Many people know that I’ve always supported Aussie farmers. I believe that countries should do what they’re good at; the Swiss make the best watches, Asia make the best electronics and Australia grows the best food.
In 1989 I was asked by the Federal Government to be part of a television campaign promoting Australian Made, which my friend John Singleton (Singo) was working on with the then Prime Minister Bob Hawke.
Watch 00:31 min ad below:
You will notice how the ad makes it very clear that we should never accept mediocrity. “If Australian made is as good as the imported, we go for it every time”.
In relation to Dick Smith Electronics. Initially the business sold Australian made car radios, two-way radios, electronic components as well as manufacturing selective calling equipment. On 18 July 1973, when I was 29 years of age and five years after I started the business – the Whitlam Government without any prior notice, reduced the protective tariff duty on electronics. Within months many of my local suppliers started closing down and it wasn’t long before the huge manufacturing companies such as AWA and STC stopped manufacturing completely and started importing. At first I thought I’d have to close Dick Smith Electronics, but fortunately a good friend of mine – Peter Shalley who had a small business in York Street Sydney, took me to Hong Kong and Japan where he showed me how to import.

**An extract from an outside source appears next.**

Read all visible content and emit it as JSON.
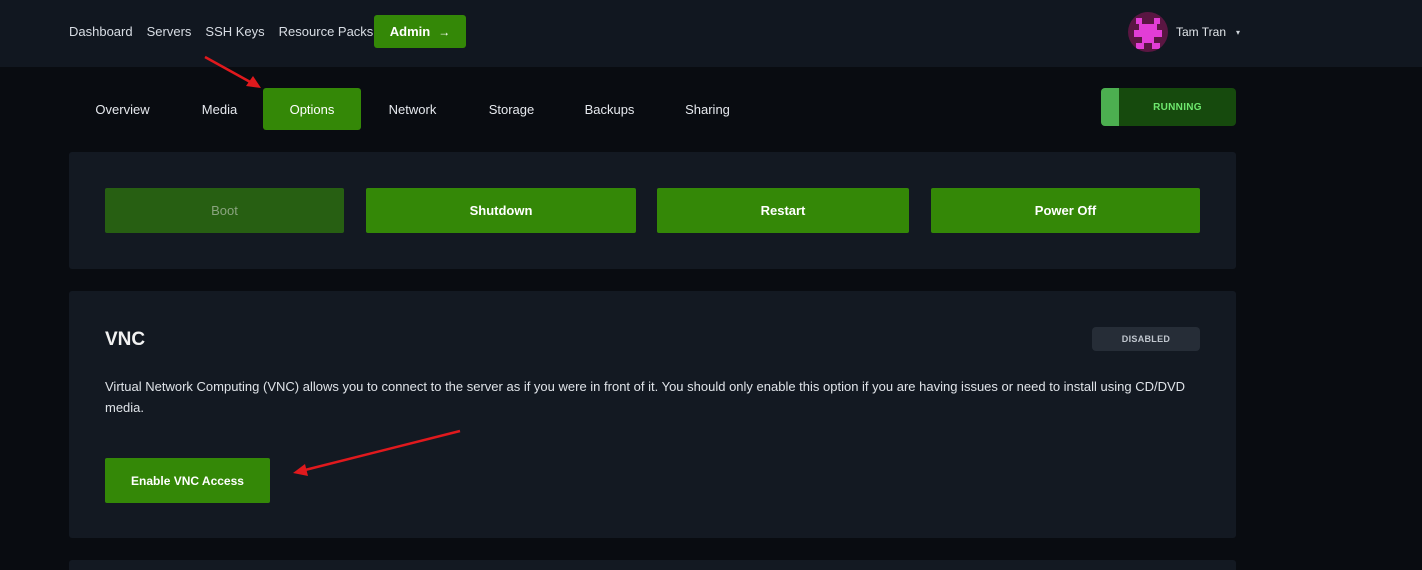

When I look back I believe that had Whitlam not reduced the duty, I could have continued manufacturing and buying from Aussie manufacturers, and would have been financially better off. Australia made everything in those days from TV tubes to transistors, and both Gary Johnston (who owns JAYCAR and originally worked with me at Dick Smith Electronics), and I recall these as great days. Neither of us have ever been totally convinced that the Whitlam Government changes were the way to go.
PS. I sometimes read the most ridiculous claims in the media, such as: “Dick Smith is a hypocrite for supporting Australian farmers because he imported electronics from Japan, forcing AWA to close. As outlined above, the actual story is quite different – a young, enthusiastic businessman with a tiny electronics business had no effect on the giant, publicly listed AWA.